Users specify basic interests, like travel or cooking, and the system suggests “Rooms” to join or create around that shared interest. This is where users start conversing. To allow for meaningful audio chats, each Room is broken into subgroups of about six participants each. “Anybody I talk to in a Room is anonymous except for username and profile picture,” says Lieberman.

Pattr’s patent-pending machine learning technology analyzes the level of engagement in Rooms. “It doesn’t listen in or do voice analysis. It abstracts your conversational style and compatibilities, how much you talk and how much you listen. We derive meaningful metrics to suggest others you’ll enjoy meeting one on one,” says Lieberman. “It’s not meant to be a dating platform,” he emphasizes.“I want people to meet others in a social manner. Conversations in Rooms and one-on-one are always anonymous unless by mutual consent.”

All conversations are live but only audio. Lieberman has no intention of introducing video to Pattr. “Not having video allows you to filter out some unsavory types and removes huge barriers to people joining a conversation. It’s been shown in published studies that if you are in a conversation that’s audio only, you are more likely to be engaged because you’re not distracted by the video component.”

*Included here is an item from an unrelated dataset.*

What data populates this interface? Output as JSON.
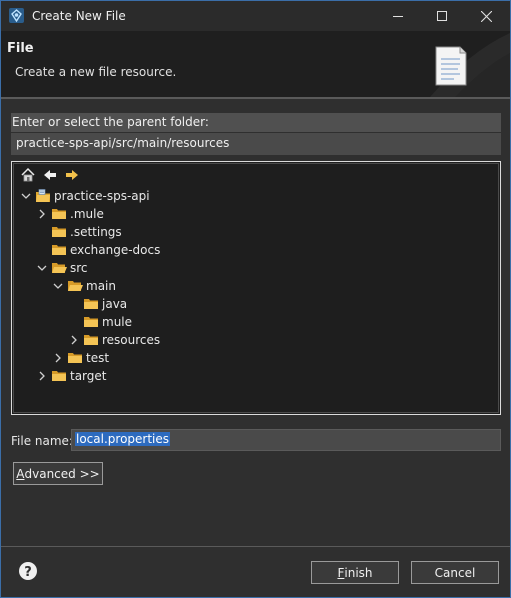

Lieberman is launching Pattr in an invitation-only beta mode, focusing on people age 15 and older in the United States. Ironically enough, he is reaching out to potential beta testers through conventional social media. “I’m not intending to be a Facebook killer because it has features that fill a huge number of needs for a huge number of people,” he explains. “I just want to offer a platform for meaningful social experiences with all the advantages of technology. It more closely resembles natural socializing and gets rid of the aspects of following and influencing.”

Lieberman is not the first to try launching a live conversational social network, though Pattr isn’t exactly like the others – and that may be a good thing. There was Squad, which was purchased by Twitter in 2020 and shut down by the end of the year. Clubhouse, an audio chatroom for strangers, has experienced harassment and abuse issues before launching publicly. And text-and-video “talk to strangers” network Omegle carries this warning on its home page: “Predators have been known to use Omegle, so please be careful.”

“With Pattr, there is no joining a conversation with 1,000 other people, so nobody has a platform for broad distribution of their content and there are no influencers,” says Lieberman. “In small groups you can still have a bad element, but you can report abusers and they can be kicked off the system. Protection is built into the model.”